One Response to “The void”

  1. admin says:

    Lots of food for thought here. This is what I came up with:

    NFL: I came to the realization 10-15 years ago that, whatever the NFL’s target market is, I’m not part of it. The last straw was when they started running commercials between kickoffs and the subsequent first down. Ask yourself this: why would “why can’t we watch the Super Bowl with those original high-priced commercials in Canada” be an annual topic on the Bill Good show?

    NBA: Like the NFL, a made-for-TV product. Remember all the hype in the Vancovuer Sun prior to the the Grizzlies’ first game, about Big Country Reeves and how the Grizzlies had to sell X number of season tickets or the NBA would move its show elsewhere? And how it turned out that they were papering the gate?

    NHL: I love the sport of ice hockey, and the NHL under Bettman is the sport’s worst enemy. It gives us the never-ending discussion of whether the NHL will “allow” its players to play in the Olympics. Why is it so important the the NHL to have a team in Phoenix, when Hamilton doesn’t have a team yet? Now Bettman is talking about expansion, when there aren’t enough talented players available to fill the teams that they already have. Oh, and the season is much too long.

    CFL: I went to a couple of Lions games a year before I left town, but did so with the idea that I was helping to keep a corpse alive. The CFL jumped the shark when they increased the regular season to 18 games; that’s 18 games to eliminate two teams. The CFL should cut the regular season back to 16 games, and the playoffs back to one round; the Grey Cup itself. And eliminate exhibition games entirely. That way, they wouldn’t have to start the regular season until the NFL had made most of their cuts, and CFL teams wouldn’t have revolving-door rosters. And these changes I’m suggesting wouldn’t cost the CFL much money. The TV package would be worth more because regular-season games mean something, and they would be able to sell a lot more season tickets.

    Now for the alternatives:

    NCAA football: far more interesting than the NFL, and get this: NCAA teams can’t pack up and move to another town. I went to university at what is sometimes referred to as a “football factory”; it’s part of my culture, and I’m aware that most Canadians don’t “get” US college athletics. Not being able to participate in the “tailgate party” ritual (unless you make an occasional trip to Seattle to see the Huskies) is a handicap. Here’s a clue: The Oregon Ducks have an excellent team, and their quarterback, Marcus Mariota, is one of the best in the game. He passed up the chance to turn pro and make the big bucks so that he could play another season at Oregon.

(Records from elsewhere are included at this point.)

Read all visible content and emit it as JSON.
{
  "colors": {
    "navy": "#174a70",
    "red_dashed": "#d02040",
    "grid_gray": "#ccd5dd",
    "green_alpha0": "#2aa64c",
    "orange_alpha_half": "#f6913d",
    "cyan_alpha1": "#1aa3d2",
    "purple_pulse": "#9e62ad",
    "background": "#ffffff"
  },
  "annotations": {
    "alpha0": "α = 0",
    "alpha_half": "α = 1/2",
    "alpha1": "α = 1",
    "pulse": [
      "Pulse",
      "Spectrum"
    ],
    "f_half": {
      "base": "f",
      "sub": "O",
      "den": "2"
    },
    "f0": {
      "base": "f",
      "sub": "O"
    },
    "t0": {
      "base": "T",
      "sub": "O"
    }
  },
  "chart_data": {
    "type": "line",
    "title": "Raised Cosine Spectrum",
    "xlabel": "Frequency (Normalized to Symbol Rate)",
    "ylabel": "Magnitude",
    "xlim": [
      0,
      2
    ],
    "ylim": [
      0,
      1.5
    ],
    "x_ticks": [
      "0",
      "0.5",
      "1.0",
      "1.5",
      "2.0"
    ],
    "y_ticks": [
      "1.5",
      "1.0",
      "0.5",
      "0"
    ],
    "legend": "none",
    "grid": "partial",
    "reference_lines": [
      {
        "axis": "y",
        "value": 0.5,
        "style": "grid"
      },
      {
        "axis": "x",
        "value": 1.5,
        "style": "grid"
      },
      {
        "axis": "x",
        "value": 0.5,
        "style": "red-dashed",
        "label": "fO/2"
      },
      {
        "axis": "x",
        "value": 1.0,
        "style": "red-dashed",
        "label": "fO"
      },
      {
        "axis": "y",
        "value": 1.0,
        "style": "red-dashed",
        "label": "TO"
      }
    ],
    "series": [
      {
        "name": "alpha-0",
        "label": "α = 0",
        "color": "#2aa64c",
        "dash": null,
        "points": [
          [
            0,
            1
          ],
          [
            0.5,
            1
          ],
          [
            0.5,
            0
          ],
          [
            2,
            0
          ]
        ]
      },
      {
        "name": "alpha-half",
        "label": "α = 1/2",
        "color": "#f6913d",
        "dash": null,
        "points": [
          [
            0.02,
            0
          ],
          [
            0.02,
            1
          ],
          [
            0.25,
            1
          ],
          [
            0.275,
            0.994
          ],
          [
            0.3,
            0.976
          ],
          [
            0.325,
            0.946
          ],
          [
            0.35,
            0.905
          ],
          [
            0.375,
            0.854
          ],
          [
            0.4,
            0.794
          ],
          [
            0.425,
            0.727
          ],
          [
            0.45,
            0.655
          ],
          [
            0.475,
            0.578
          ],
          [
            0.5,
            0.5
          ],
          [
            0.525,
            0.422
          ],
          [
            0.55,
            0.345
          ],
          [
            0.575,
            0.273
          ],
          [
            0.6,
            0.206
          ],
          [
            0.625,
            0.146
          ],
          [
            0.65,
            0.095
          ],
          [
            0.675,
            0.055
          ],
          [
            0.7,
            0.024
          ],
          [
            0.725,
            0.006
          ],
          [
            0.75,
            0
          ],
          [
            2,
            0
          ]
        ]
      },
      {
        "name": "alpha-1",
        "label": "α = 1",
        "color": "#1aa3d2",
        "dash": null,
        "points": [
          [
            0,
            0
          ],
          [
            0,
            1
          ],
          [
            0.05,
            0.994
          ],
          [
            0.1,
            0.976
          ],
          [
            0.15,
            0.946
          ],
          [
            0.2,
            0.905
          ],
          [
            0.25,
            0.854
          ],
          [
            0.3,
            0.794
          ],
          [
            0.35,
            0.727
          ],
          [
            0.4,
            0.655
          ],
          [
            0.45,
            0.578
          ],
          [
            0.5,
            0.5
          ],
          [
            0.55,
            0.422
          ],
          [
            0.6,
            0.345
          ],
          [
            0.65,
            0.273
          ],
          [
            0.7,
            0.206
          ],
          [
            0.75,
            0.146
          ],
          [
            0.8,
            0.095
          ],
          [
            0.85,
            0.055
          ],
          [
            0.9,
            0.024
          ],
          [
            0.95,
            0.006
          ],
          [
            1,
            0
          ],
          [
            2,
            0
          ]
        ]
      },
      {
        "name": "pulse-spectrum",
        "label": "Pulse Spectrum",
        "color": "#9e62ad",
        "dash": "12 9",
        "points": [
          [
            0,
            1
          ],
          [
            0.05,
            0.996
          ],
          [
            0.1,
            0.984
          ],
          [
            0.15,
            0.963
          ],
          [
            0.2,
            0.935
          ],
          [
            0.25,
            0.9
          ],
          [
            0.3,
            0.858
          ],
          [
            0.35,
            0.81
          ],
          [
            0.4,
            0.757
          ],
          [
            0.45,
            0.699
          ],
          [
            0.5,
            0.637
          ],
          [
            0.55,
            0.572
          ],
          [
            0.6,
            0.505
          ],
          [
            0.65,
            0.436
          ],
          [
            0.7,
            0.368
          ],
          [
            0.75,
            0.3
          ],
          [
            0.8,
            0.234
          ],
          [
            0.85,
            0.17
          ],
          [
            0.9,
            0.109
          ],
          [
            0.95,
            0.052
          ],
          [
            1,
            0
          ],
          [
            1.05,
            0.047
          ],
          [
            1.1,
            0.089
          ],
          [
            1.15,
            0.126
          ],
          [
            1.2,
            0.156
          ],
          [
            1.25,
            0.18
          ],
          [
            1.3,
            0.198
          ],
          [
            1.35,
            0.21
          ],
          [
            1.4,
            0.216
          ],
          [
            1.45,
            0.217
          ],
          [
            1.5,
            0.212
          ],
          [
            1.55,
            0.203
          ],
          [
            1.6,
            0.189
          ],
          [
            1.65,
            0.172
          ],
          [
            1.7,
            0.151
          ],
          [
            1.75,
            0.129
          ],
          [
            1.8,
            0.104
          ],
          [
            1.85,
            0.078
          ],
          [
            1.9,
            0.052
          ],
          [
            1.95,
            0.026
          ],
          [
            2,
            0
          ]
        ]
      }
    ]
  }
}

    NCAA basketball: the men’s Division I tournament, commonly known as March Madness, rivals the soccer World Cup for popularity. The two events have something important in common: the finals are often anti-climatic, and the interesting part is getting to The Show. Every year, there will be teams like College of Charleston, Valparaiso, and Bradley that make the field. They get to play at least one game on the national stage, and the millions of people who participate in the pools have to learn something about these schools.

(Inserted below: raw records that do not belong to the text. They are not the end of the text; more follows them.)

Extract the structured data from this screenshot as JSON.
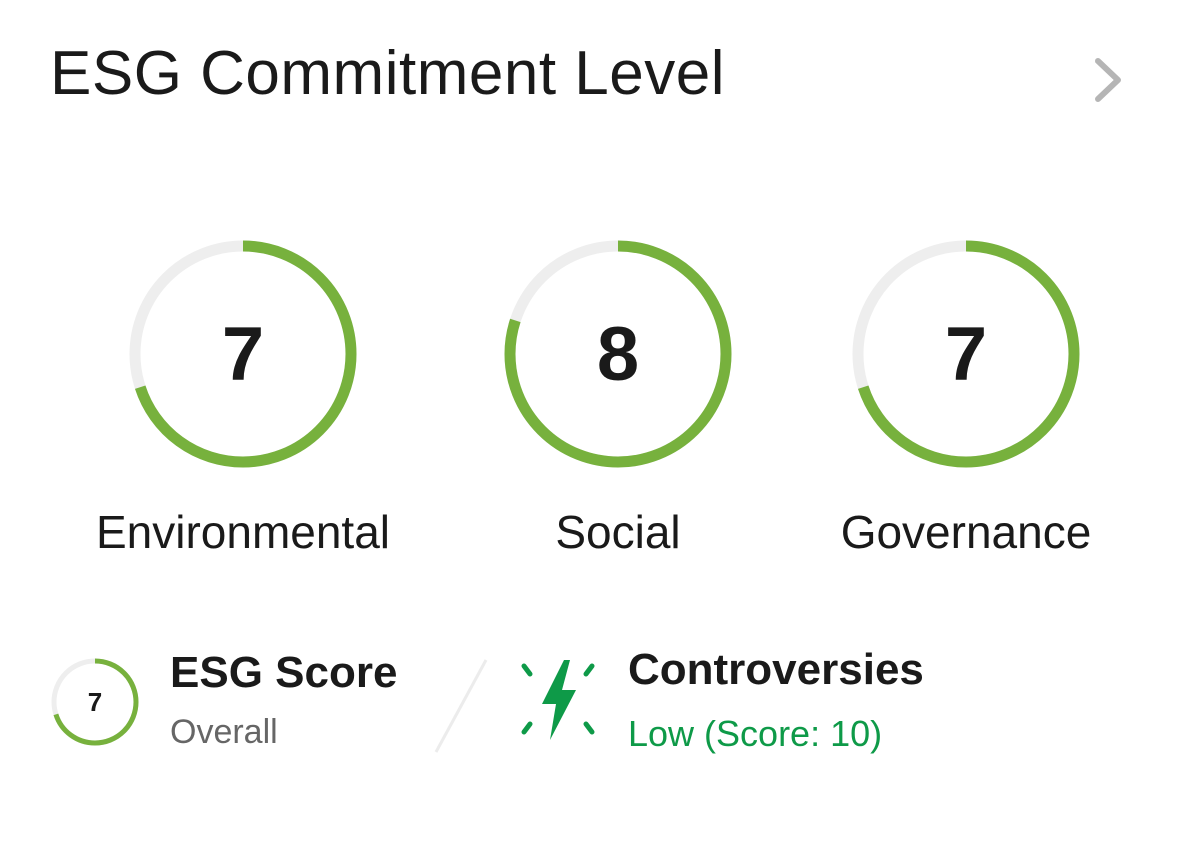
{
  "header": {
    "title": "ESG Commitment Level",
    "chevron_icon": "chevron-right-icon"
  },
  "colors": {
    "progress": "#77b13d",
    "track": "#eeeeee",
    "controversy": "#0e9a48"
  },
  "pillars": [
    {
      "label": "Environmental",
      "score": "7",
      "value": 7,
      "max": 10
    },
    {
      "label": "Social",
      "score": "8",
      "value": 8,
      "max": 10
    },
    {
      "label": "Governance",
      "score": "7",
      "value": 7,
      "max": 10
    }
  ],
  "esg_score": {
    "score": "7",
    "value": 7,
    "max": 10,
    "title": "ESG Score",
    "subtitle": "Overall"
  },
  "controversies": {
    "icon": "lightning-bolt-icon",
    "title": "Controversies",
    "subtitle": "Low (Score: 10)"
  }
}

    Pro baseball: There’s plenty of baseball being played after the World Series is over. Mexico’s Pacific League and Cuba, Nicaragua, and the Dominican Republic’s professional leagues play in the Fall and Winter. These games are already televised; we just need a “baseball channel” to create the same sort of global market that soccer has. Sounds far-fetched? Well, pro tennis has gone global, and there are a lot more baseball fans than tennis fans.

    British comedies: “Black Adder” is great.